Most computer manufacturers do this to save cost. Personally, I don't like that method.
The reason for it, is to restore your system back to a factory state should the need ever arise.
Usually you would tap the f10 key or something similar during boot to bring up the recovery partition. From there it will allow you to restore your hard drive using the provided image to what it was set to at the factory. Some PC's are built so that you have to enable the recovery partition in BIOS and THEN tap the appropriate key.
The reason this saves the manufacturer money, is they don't need to package in an OS disc or any additional software. All they do is take up a nice chunk of the main hard drives space and fill that with the needed software instead.

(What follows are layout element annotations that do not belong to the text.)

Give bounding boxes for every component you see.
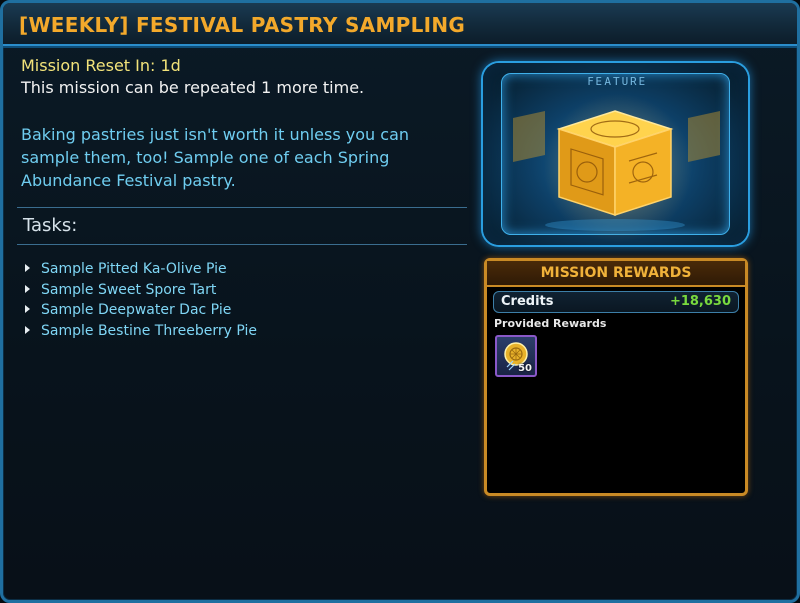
task-list: Sample Pitted Ka-Olive Pie Sample Sweet … [25,259,257,341]
tasks-header: Tasks: [23,215,78,236]
reward-quantity: 50 [518,363,532,374]
mission-window: [WEEKLY] FESTIVAL PASTRY SAMPLING Missio… [0,0,800,603]
mission-reset-text: Mission Reset In: 1d [21,56,181,75]
title-bar: [WEEKLY] FESTIVAL PASTRY SAMPLING [3,3,797,48]
task-item[interactable]: Sample Sweet Spore Tart [25,280,257,301]
task-item[interactable]: Sample Deepwater Dac Pie [25,300,257,321]
mission-repeat-text: This mission can be repeated 1 more time… [21,78,365,97]
credits-label: Credits [501,294,554,309]
task-label: Sample Deepwater Dac Pie [41,302,232,318]
divider-top [17,207,467,208]
reward-item-slot[interactable]: 50 [495,335,537,377]
bullet-arrow-icon [25,284,30,293]
divider-bottom [17,244,467,245]
rewards-header: MISSION REWARDS [487,261,745,287]
credits-row: Credits +18,630 [493,291,739,313]
mission-title: [WEEKLY] FESTIVAL PASTRY SAMPLING [19,13,466,37]
bullet-arrow-icon [25,264,30,272]
task-label: Sample Pitted Ka-Olive Pie [41,261,227,277]
mission-description: Baking pastries just isn't worth it unle… [21,125,410,190]
bullet-arrow-icon [25,305,30,313]
mission-details: Mission Reset In: 1d This mission can be… [21,55,469,192]
mission-rewards-panel: MISSION REWARDS Credits +18,630 Provided… [484,258,748,496]
task-label: Sample Sweet Spore Tart [41,281,217,298]
bullet-arrow-icon [25,325,30,334]
mission-image: ƎЯUTAƎꟻ [483,63,748,245]
task-label: Sample Bestine Threeberry Pie [41,322,258,339]
task-item[interactable]: Sample Pitted Ka-Olive Pie [25,259,257,280]
task-item[interactable]: Sample Bestine Threeberry Pie [25,321,257,342]
provided-rewards-label: Provided Rewards [494,317,607,330]
credits-value: +18,630 [669,294,731,309]
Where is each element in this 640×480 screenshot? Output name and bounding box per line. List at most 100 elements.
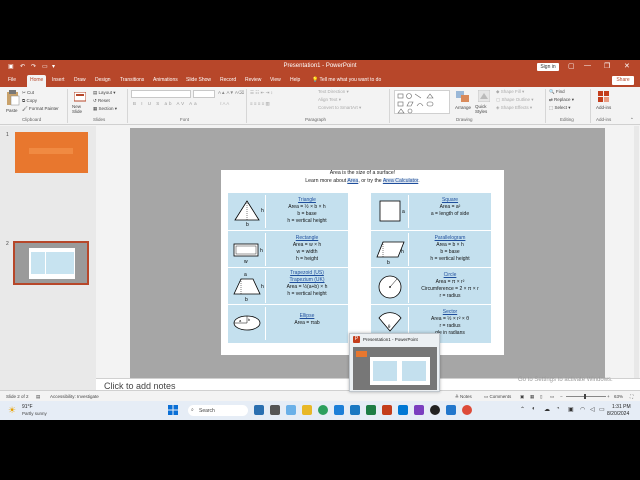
cut-button[interactable]: ✂ Cut (22, 90, 34, 96)
weather-icon[interactable]: ☀ (8, 405, 16, 416)
align-text-button[interactable]: Align Text ▾ (318, 97, 341, 103)
font-size-buttons[interactable]: A▲ A▼ A⌫ (218, 90, 244, 96)
paste-icon[interactable] (6, 90, 20, 106)
reset-button[interactable]: ↺ Reset (93, 98, 110, 104)
zoom-out-icon[interactable]: − (560, 394, 563, 399)
outlook-icon[interactable] (398, 405, 408, 415)
select-button[interactable]: ⬚ Select ▾ (549, 105, 571, 111)
edge-icon[interactable] (318, 405, 328, 415)
area-link[interactable]: Area (347, 178, 359, 184)
share-button[interactable]: Share (612, 76, 634, 85)
tab-help[interactable]: Help (290, 77, 300, 83)
section-button[interactable]: ▦ Section ▾ (93, 106, 117, 112)
new-slide-icon[interactable] (74, 92, 86, 102)
task-view-icon[interactable] (270, 405, 280, 415)
new-slide-label[interactable]: New Slide (72, 104, 88, 114)
align-buttons[interactable]: ≡ ≡ ≡ ≡ ▥ (250, 101, 270, 107)
minimize-icon[interactable]: — (584, 62, 591, 69)
tell-me-search[interactable]: 💡 Tell me what you want to do (312, 77, 381, 83)
app-icon[interactable] (334, 405, 344, 415)
chrome-icon[interactable] (462, 405, 472, 415)
weather-condition[interactable]: Partly sunny (22, 411, 47, 416)
battery-icon[interactable]: ▭ (599, 406, 605, 413)
volume-icon[interactable]: ◁ (590, 406, 595, 413)
accessibility-status[interactable]: Accessibility: Investigate (50, 394, 99, 399)
app-icon[interactable] (430, 405, 440, 415)
clock-date[interactable]: 8/20/2024 (607, 411, 629, 417)
tab-view[interactable]: View (270, 77, 281, 83)
store-icon[interactable] (350, 405, 360, 415)
tray-icon[interactable]: ☁ (544, 406, 550, 413)
zoom-in-icon[interactable]: + (607, 394, 610, 399)
tab-animations[interactable]: Animations (153, 77, 178, 83)
add-ins-icon[interactable] (598, 91, 610, 103)
comments-button[interactable]: ▭ Comments (484, 394, 511, 400)
font-color-buttons[interactable]: ℓ A A (220, 101, 229, 106)
normal-view-icon[interactable]: ▣ (520, 394, 524, 400)
tab-home[interactable]: Home (27, 75, 47, 87)
slideshow-icon[interactable]: ▭ (550, 394, 554, 400)
notes-button[interactable]: ≙ Notes (455, 394, 472, 400)
spell-check-icon[interactable]: ▤ (36, 394, 40, 400)
add-ins-label[interactable]: Add-ins (596, 105, 611, 110)
layout-button[interactable]: ▤ Layout ▾ (93, 90, 116, 96)
shape-outline-button[interactable]: ▢ Shape Outline ▾ (496, 97, 534, 103)
square-link[interactable]: Square (411, 197, 489, 204)
replace-button[interactable]: ⇄ Replace ▾ (549, 97, 574, 103)
tray-icon[interactable]: ◐ (532, 406, 536, 412)
triangle-link[interactable]: Triangle (268, 197, 346, 204)
copy-button[interactable]: ⧉ Copy (22, 98, 37, 103)
slide-thumbnail-2[interactable] (13, 241, 89, 285)
taskbar-preview-popup[interactable]: P Presentation1 - PowerPoint (349, 333, 440, 392)
parallelogram-link[interactable]: Parallelogram (411, 235, 489, 242)
current-slide[interactable]: Area is the size of a surface! Learn mor… (221, 170, 504, 355)
weather-temperature[interactable]: 91°F (22, 404, 33, 410)
tab-transitions[interactable]: Transitions (120, 77, 144, 83)
file-explorer-icon[interactable] (302, 405, 312, 415)
quick-styles-icon[interactable] (478, 90, 490, 102)
slide-thumbnail-1[interactable] (15, 132, 88, 173)
ellipse-link[interactable]: Ellipse (268, 313, 346, 320)
vscode-icon[interactable] (446, 405, 456, 415)
font-name-box[interactable] (131, 90, 191, 98)
area-calculator-link[interactable]: Area Calculator (382, 178, 419, 184)
arrange-icon[interactable] (456, 91, 470, 103)
find-button[interactable]: 🔍 Find (549, 89, 565, 95)
vertical-scrollbar[interactable] (634, 126, 639, 401)
tab-insert[interactable]: Insert (52, 77, 65, 83)
powerpoint-taskbar-icon[interactable] (382, 405, 392, 415)
sector-link[interactable]: Sector (411, 309, 489, 316)
circle-link[interactable]: Circle (411, 272, 489, 279)
show-hidden-icons[interactable]: ⌃ (520, 406, 525, 413)
font-style-buttons[interactable]: B I U S ab AV Aa (133, 101, 199, 106)
tab-slide-show[interactable]: Slide Show (186, 77, 211, 83)
shape-effects-button[interactable]: ◈ Shape Effects ▾ (496, 105, 532, 111)
close-icon[interactable]: ✕ (624, 62, 630, 70)
trapezoid-link[interactable]: Trapezoid (US) (268, 270, 346, 277)
tray-icon[interactable]: ◔ (556, 406, 560, 412)
ribbon-options-icon[interactable]: ▢ (568, 62, 575, 70)
format-painter-button[interactable]: 🖌 Format Painter (22, 106, 59, 112)
list-buttons[interactable]: ☰ ☷ ⇤ ⇥ ↕ (250, 90, 273, 96)
slide-sorter-icon[interactable]: ▦ (530, 394, 534, 400)
shapes-gallery[interactable] (394, 90, 450, 114)
tab-record[interactable]: Record (220, 77, 236, 83)
quick-styles-label[interactable]: Quick Styles (475, 104, 491, 114)
excel-icon[interactable] (366, 405, 376, 415)
text-direction-button[interactable]: Text Direction ▾ (318, 89, 349, 95)
shape-fill-button[interactable]: ◆ Shape Fill ▾ (496, 89, 524, 95)
wifi-icon[interactable]: ◠ (580, 406, 585, 413)
tab-draw[interactable]: Draw (74, 77, 86, 83)
paste-label[interactable]: Paste (6, 108, 18, 113)
tray-icon[interactable]: ▣ (568, 406, 574, 413)
smartart-button[interactable]: Convert to SmartArt ▾ (318, 105, 361, 111)
app-icon[interactable] (286, 405, 296, 415)
rectangle-link[interactable]: Rectangle (268, 235, 346, 242)
preview-thumbnail[interactable] (353, 347, 437, 390)
zoom-slider-thumb[interactable] (584, 394, 586, 399)
taskbar-search[interactable]: ⌕ Search (188, 405, 248, 416)
collapse-ribbon-icon[interactable]: ⌃ (630, 117, 634, 123)
widgets-icon[interactable] (254, 405, 264, 415)
fit-to-window-icon[interactable]: ⛶ (630, 394, 633, 399)
font-size-box[interactable] (193, 90, 215, 98)
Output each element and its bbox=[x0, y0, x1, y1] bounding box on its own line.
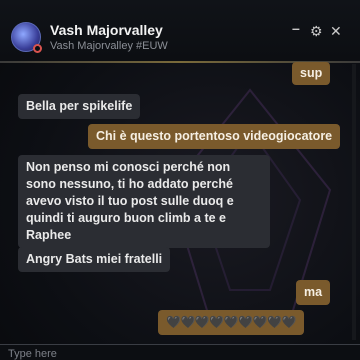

The reason I don't like that method, is it does NOTHING for you, should the hard drive go into complete failure. A smarter thing to do, would take that same recovery partition and copy it onto a usb thumb drive or even an SD card, create a bootable CD/Thumb drive with ghosting software and save it somewhere away from the PC.
Personally, on mine, I run 5 hard drives. 2 in RAID mode for Windows 7/Windows XP, 1 for Ubuntu/MAC OSX (yes, I can QUAD boot on mine), and 1 for data. The other one is an external drive that mirrors the backup data drive.